THERE is a quiet revolution going on in the charming back streets of Javea.

Not content to count on its two Michelin-starred joints, BonAmb and Tula, the fast-growing resort is developing a food culture to rival anywhere on the Costa Blanca.

“It’s amazing how much it has changed in the nine years I’ve been here,” explains expat chef Robert Mcteague, who owns two restaurants in Javea old town with his wife, Andrea.

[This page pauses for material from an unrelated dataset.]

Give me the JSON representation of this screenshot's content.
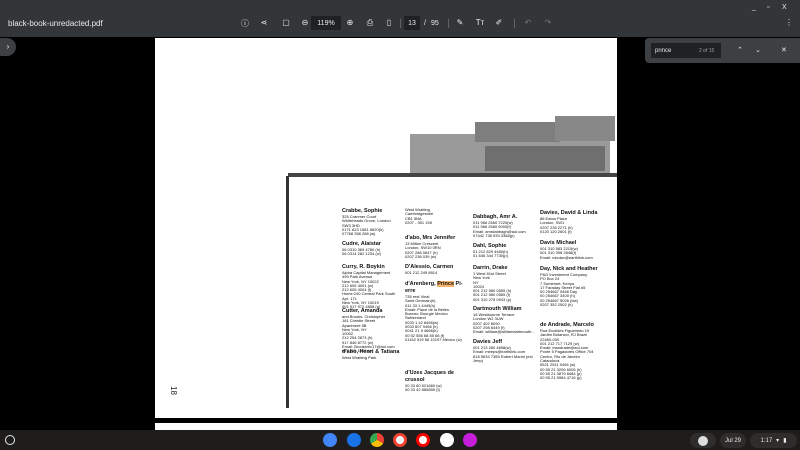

“There is so much healthy competition now and everyone is doing their own thing,” continues the Irishman, who ran restaurants back home and in Italy for over a decade before moving to Javea.

“It’s a really cosmopolitan place and best of all it is not expensive, even the Michelin-starred Tula, where we ate a lovely long meal with two bottles of wine for just €250 recently,” adds the father-of-two.

Sandwiched between sea and sierra, it is no wonder

Javea has the best of both worlds when it comes to ingredients.

Split between its three distinct areas, the port, the Arenal and the old town, you have everything from tapas joints to formal sit downs.

By a long way my favourite is stunning BonAmb (www. bonamb.com), which manages to combine the best quality local ingredients, with creative cooking and amazing ambience.

The two-Michelin star restaurant is an experience that any genuine gourmet will need to try out.